In his last years, when he had moved back to Kraków, we worked on the translation of his poems by e-mail and phone. Around the time of his ninetieth birthday, he sent me a set of poems entitled “Oh!” I wrote to ask him if he meant “Oh!” or “O!” and he asked me what the difference was and said that perhaps we should talk on the phone. On the phone I explained that “Oh!” was a long breath of wonder, that the equivalent was, possibly, “Wow!” and that “O!” was a caught breath of wonder and surprise, more like “Huh!” and he said, after a pause, “O! for sure.” Here are the translations we made:
O!
1.
O happiness! To see an iris.
The color of indigo, as Ella’s skin was once, and the delicate scent was like that of her skin.

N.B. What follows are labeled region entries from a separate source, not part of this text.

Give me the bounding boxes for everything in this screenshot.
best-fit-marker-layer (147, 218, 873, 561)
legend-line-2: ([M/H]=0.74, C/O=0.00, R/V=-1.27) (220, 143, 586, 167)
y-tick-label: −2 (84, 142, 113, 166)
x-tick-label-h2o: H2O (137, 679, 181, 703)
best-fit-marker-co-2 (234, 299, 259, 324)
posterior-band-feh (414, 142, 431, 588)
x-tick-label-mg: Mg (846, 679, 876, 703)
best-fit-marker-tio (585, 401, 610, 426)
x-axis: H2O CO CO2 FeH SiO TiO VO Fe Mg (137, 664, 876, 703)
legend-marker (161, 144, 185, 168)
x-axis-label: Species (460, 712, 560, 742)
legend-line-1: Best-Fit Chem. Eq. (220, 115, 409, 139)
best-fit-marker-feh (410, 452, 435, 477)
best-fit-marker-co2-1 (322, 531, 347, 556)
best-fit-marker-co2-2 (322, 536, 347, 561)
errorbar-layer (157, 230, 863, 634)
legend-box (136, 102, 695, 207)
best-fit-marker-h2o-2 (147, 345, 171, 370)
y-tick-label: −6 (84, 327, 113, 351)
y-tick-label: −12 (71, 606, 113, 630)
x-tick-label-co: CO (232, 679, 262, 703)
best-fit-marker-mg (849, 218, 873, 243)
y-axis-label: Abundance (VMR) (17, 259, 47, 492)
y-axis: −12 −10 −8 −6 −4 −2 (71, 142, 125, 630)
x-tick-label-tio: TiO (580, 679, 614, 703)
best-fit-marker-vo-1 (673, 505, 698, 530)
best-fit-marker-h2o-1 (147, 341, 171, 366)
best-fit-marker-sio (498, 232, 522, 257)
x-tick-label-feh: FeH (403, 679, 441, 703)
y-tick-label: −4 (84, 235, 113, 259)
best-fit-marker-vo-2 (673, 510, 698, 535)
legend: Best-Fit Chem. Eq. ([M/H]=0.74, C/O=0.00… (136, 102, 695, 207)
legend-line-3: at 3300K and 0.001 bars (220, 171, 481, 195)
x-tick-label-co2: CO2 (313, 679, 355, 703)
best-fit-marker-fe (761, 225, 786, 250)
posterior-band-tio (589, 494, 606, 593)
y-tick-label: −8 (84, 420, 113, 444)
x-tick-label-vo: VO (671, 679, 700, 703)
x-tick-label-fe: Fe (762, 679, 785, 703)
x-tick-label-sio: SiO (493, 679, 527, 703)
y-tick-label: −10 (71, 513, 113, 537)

O what a mumbling to describe an iris that was blooming when Ella did not exist, nor all our kingdoms, nor all our desmesnes!
2.
GUSTAV KLIMT (1883–1918)
Judith I (detail)
OESTERREICHISCHE GALERIE
O lips half opened, eyes half closed, the rosy nipple of your unveiled nakedness, Judith!
And they, rushing forward in an attack with your image preserved in their memories, torn apart by bursts of artillery shells, falling down into pits, into putrefaction.
O the massive gold of your brocade, of your necklace with its rows of precious stones, Judith, for such a farewell.
3.
SALVATOR ROSA (1615–1673)
A Landscape with Figures
YALE UNIVERSITY MUSEUM
O the quiet of water under the rocks, and the yellow silence of the afternoon, and flat white clouds reflected!
Figures in the foreground dressing themselves after bathing, figures on the other shore tiny, and in their activities mysterious.
O most ordinary, taken from dailiness and elevated to a place like this earth and not like this earth!
4.
EDWARD HOPPER (1882–1967)
A Hotel Room
THYSSEN-BORNEMISZA COLLECTION, LUGANO
O what sadness unaware that it’s sadness!
What despair that doesn’t know it’s despair!
A business woman, her unpacked suitcase on the floor, sits on a bed half undressed, in red underwear, her hair impeccable; she has a piece of paper in her hand, probably with numbers.
Who are you? Nobody will ask. She doesn’t know either.